Avec ce nouveau roman, Laurent Mauvignier exauce ce souhait. Il nous propulse dans les montagnes kirghizes, et s’arrête, s’installe. L’immobilité pour mieux dire le mouvement des choses, la vitesse pour en saisir la paralysie. Tel a toujours été le secret de son écriture, qui dessine ici le parcours accidenté du voyage initiatique d’une Bordelaise avec son fils adolescent, au fin fond de l’Asie centrale. Sibylle a vendu sa maison en France pour payer cette cavale de secours à Samuel, garçon en perdition, déscolarisé, déphasé, désaxé, dont la peur de l’avenir s’est transmuée en peur du présent. Le livre révèle les origines de ce geste d’amour sacrificiel, en suit l’effet boomerang après la déflagration, en mesure la portée mystérieuse, aléatoire, aussi destructrice que salvatrice. Rarement Laurent Mauvignier avait osé une telle évidence des sentiments, une telle puissance du don à l’autre. Comme Xavier Dolan dans son film Mummy, il n’a pas peur de s’en remettre à la simplicité de l’émotion, inébranlable point de stabilité au milieu du chaos.

Hymne incomparable à l’amour d’une mère pour son fils, Continuer est aussi un grand livre d’aventures, sauvage et abrupt, d’une splendeur visuelle qui appelle à l’adaptation cinématographique, à moins que Bartabas ne tombe dessus, et ne s’en inspire pour un prochain spectacle. Au plus près de la nature (roche, limon, lac, glacier, forêt) Mauvignier signe un somptueux western où les chevaux sont rois. Doubles des héros, à la fois témoins, soutiens et médiums, ils soufflent et crapahutent, sondent et protègent, se cabrent et se soumettent, mus par des élans de fusion et d’indépendance. Ils habitent les plus belles pages du livre, avec un passage d’anthologie où l’action est décrite par son reflet dans l’oeil d’un cheval. Effet miroir vertigineux, où Mauvignier parvient à dire l’unité de l’homme, de l’animal et du cosmos, malgré la plu­ralité des phénomènes et des cataclys­mes, dont toute son oeuvre littéraire recolle les morceaux.

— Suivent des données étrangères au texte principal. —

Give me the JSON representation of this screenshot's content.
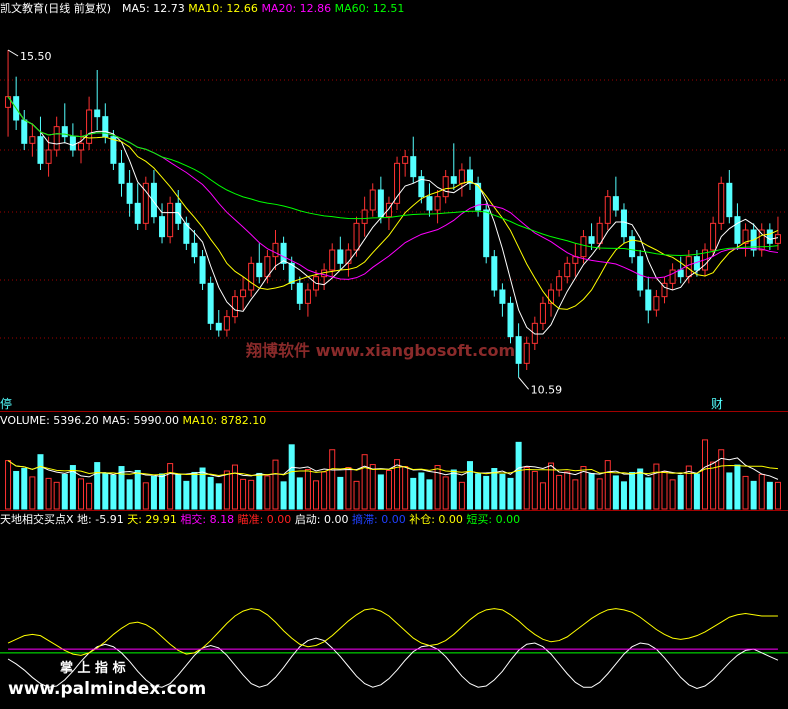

Samuel doit son prénom à la passion de sa mère pour Beckett. Il connaît cette désintégration totale que provoque l’angoisse de solitude. Sa peur « de se diluer en l’autre, de devenir l’autre » le pousse au rejet de toute différence, au fantasme d’une France blanche, lisse et repliée sur elle-même. Son voyage va lui enseigner qu’il fait partie d’un tout, solide et fourmillant. Ainsi pourra disparaître sa crainte de l’avenir, que Laurent Mauvignier déjoue avec une utilisation passionnante du futur dans ses phrases. Il réserve ce temps au récit des disparitions, des morts, comme pour les retarder, les mettre en suspens, et préserver l’instant d’avant la chute.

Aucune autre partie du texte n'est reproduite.